What happened
On October 1, 2000, a Canadair CL-600-2B19 departed Düsseldorf for a scheduled flight to Gothenburg, Sweden, carrying 43 passengers and 4 crew members. During the climb to flight level 260, the crew noticed an autopilot warning indicating a right trim imbalance, accompanied by a mistrim flag on the primary flight display. Upon disabling the autopilot to investigate, the crew found the aircraft was not actually trimmed to the right during level flight; however, re-engaging the autopilot triggered the same warning.
Following established abnormal procedures, the crew continued the flight using manual controls. During a right turn directed by Air Traffic Control, the crew discovered that the right aileron was significantly restricted, making the controls difficult to move. The electronic flight instrument system indicated that while the left aileron functioned normally, the right side was not deflecting. Before the crew could execute the jammed aileron procedure, a sudden movement released the right aileron, and the autopilot became functional again. As a precaution, the commander elected to divert the flight to Cologne-Bonn for an immediate landing.
The investigation
The BFU investigation was conducted without the use of the flight data recorder, as the operator had not removed it following the event. Post-flight inspections and functional tests of the aileron system by the operator's technicians yielded no defects. The investigation noted that the aircraft had departed from a wet runway with standing water and encountered moderate icing conditions during the climb, with the ice detector activating at approximately flight level 80.

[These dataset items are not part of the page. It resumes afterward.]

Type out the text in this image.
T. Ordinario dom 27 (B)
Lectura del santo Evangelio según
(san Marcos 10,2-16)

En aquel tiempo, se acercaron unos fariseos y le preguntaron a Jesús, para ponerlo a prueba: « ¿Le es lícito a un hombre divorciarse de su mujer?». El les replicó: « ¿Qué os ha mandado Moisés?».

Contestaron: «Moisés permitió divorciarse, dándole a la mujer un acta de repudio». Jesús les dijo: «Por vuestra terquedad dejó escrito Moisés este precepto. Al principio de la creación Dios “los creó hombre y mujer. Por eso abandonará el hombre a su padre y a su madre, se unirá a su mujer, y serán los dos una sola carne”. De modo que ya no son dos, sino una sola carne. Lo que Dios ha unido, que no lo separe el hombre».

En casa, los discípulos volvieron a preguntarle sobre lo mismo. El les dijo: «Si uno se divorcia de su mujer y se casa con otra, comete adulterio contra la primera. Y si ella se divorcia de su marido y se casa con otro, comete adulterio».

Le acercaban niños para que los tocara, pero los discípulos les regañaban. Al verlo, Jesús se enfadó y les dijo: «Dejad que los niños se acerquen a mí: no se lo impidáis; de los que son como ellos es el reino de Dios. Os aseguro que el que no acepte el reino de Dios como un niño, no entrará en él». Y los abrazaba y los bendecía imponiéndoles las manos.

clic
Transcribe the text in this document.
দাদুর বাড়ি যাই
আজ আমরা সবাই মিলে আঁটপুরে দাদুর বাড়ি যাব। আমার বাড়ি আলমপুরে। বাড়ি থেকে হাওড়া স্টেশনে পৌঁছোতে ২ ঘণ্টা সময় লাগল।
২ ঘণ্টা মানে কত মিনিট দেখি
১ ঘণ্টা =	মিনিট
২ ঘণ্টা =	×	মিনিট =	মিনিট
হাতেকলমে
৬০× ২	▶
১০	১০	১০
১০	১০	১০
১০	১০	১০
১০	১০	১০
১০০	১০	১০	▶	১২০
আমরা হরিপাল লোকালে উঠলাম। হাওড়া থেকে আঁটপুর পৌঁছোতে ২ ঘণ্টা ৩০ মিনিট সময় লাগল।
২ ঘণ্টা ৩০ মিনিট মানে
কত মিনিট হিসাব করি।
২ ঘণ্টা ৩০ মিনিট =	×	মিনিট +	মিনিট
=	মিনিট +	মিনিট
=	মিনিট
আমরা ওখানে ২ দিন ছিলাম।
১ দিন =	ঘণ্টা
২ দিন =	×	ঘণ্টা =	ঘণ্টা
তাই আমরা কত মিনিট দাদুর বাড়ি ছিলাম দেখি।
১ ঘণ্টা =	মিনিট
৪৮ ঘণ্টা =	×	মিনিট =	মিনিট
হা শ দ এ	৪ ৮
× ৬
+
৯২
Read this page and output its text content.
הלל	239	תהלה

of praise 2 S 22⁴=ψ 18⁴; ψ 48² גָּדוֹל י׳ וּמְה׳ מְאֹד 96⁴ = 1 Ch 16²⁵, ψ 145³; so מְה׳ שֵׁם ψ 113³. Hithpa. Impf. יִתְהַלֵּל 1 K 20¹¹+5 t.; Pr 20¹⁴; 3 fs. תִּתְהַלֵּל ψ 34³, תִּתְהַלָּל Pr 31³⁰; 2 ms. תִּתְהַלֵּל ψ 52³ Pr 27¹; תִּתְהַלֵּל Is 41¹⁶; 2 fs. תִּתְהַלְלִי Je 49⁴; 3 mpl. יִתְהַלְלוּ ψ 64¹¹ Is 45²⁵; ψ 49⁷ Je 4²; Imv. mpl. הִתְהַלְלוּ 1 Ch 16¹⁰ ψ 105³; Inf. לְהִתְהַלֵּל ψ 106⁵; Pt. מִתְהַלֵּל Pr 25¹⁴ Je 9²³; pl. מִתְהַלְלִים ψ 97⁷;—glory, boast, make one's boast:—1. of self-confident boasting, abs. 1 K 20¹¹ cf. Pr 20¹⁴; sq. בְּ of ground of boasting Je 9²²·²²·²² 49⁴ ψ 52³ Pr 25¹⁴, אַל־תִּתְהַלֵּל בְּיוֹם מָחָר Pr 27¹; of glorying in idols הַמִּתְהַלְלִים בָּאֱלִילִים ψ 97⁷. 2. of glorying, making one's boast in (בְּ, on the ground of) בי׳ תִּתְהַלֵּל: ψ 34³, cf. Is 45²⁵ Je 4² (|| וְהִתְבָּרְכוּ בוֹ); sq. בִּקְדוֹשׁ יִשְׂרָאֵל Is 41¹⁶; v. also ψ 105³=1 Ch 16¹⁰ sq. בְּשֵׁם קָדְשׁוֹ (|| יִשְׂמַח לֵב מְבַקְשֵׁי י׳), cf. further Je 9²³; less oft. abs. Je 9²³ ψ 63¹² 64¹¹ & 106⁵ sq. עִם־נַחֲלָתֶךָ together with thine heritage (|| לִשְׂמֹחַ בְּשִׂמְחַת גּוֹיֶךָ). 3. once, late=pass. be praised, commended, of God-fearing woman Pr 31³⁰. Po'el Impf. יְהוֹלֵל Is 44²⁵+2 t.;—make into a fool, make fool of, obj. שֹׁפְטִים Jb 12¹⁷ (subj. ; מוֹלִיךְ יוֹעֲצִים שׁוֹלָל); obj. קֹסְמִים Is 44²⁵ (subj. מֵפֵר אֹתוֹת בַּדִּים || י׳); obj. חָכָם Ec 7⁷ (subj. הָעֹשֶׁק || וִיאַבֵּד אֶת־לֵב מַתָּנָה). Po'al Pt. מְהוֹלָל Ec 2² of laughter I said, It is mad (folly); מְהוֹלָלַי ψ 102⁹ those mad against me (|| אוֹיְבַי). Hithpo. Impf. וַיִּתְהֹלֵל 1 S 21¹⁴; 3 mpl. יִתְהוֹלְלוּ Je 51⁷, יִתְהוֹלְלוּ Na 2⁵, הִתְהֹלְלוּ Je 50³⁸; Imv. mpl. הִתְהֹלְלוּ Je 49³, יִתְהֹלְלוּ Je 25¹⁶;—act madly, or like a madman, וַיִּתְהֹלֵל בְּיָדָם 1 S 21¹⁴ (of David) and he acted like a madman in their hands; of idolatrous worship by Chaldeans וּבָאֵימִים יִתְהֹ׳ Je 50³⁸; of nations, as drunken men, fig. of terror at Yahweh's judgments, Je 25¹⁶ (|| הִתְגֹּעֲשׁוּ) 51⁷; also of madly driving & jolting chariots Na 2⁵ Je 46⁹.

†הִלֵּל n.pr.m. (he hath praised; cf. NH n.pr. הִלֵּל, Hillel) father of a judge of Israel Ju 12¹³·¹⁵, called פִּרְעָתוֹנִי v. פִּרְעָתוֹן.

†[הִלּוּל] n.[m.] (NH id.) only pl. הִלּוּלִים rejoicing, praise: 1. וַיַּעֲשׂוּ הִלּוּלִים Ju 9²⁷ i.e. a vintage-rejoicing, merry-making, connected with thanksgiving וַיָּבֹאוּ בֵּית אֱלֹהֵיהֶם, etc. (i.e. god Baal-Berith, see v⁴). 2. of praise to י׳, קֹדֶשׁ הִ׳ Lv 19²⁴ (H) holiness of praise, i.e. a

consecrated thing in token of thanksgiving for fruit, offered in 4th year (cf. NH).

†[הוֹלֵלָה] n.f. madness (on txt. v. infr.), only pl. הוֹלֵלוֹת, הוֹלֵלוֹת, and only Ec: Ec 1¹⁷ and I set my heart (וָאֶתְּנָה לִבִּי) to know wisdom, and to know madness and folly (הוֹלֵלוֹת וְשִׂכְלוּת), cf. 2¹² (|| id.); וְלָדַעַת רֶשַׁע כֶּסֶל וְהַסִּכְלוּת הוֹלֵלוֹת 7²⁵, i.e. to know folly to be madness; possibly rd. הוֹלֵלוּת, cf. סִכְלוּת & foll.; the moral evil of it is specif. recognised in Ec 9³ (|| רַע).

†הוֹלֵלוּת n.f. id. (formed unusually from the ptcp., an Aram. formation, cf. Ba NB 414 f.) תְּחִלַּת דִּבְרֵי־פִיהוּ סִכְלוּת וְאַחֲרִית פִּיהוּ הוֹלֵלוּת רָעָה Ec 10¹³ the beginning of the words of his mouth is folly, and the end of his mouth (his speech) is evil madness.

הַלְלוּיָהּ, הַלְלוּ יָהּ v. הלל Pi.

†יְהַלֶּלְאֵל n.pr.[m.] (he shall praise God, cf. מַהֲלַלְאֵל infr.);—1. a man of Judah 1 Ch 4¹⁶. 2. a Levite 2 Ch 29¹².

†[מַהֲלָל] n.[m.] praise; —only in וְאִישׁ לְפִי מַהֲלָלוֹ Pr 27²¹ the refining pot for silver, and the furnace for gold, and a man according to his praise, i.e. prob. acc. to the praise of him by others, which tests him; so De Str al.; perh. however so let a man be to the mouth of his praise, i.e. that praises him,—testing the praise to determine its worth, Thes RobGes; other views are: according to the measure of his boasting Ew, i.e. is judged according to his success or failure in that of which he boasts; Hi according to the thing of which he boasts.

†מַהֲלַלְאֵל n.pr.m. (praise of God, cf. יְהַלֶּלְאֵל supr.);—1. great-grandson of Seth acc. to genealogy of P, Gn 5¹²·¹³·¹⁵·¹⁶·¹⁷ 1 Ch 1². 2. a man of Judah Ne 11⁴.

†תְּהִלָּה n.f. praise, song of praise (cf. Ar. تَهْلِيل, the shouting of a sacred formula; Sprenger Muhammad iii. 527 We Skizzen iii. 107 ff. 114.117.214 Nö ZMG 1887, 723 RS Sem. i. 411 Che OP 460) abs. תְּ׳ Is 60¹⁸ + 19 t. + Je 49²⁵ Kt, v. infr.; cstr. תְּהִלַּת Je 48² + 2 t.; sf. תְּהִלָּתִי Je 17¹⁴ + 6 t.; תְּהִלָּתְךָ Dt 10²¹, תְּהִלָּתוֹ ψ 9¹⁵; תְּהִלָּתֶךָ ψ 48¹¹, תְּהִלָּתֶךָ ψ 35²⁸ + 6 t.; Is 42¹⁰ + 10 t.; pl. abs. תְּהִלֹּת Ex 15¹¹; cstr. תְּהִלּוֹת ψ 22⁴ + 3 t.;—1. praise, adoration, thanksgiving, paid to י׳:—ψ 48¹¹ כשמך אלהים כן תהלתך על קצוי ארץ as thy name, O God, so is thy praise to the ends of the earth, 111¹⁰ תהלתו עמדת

While the aircraft had been previously retrofitted with a splash shield in the main landing gear bay to protect the aileron components from slush and snow, the investigation looked into whether this protection was sufficient. The BFU also coordinated with the Canadian Transportation Safety Board, noting that similar aileron stiffness issues had been reported in the United States earlier that year, which had led to a Canadian Airworthiness Directive (AD).
Findings
- The investigation determined that the primary cause of the malfunction was the freezing of the aileron pulleys and control cables within the main landing gear bay.
- During takeoff, water from puddles on the wet runway accumulated in the gear bay area.
- As the aircraft climbed through freezing temperatures, this accumulated water froze, causing a temporary mechanical blockage of the right aileron.
- The existing splash shield, installed via a previous service bulletin, proved insufficient to prevent water ingress and subsequent freezing in these specific weather conditions.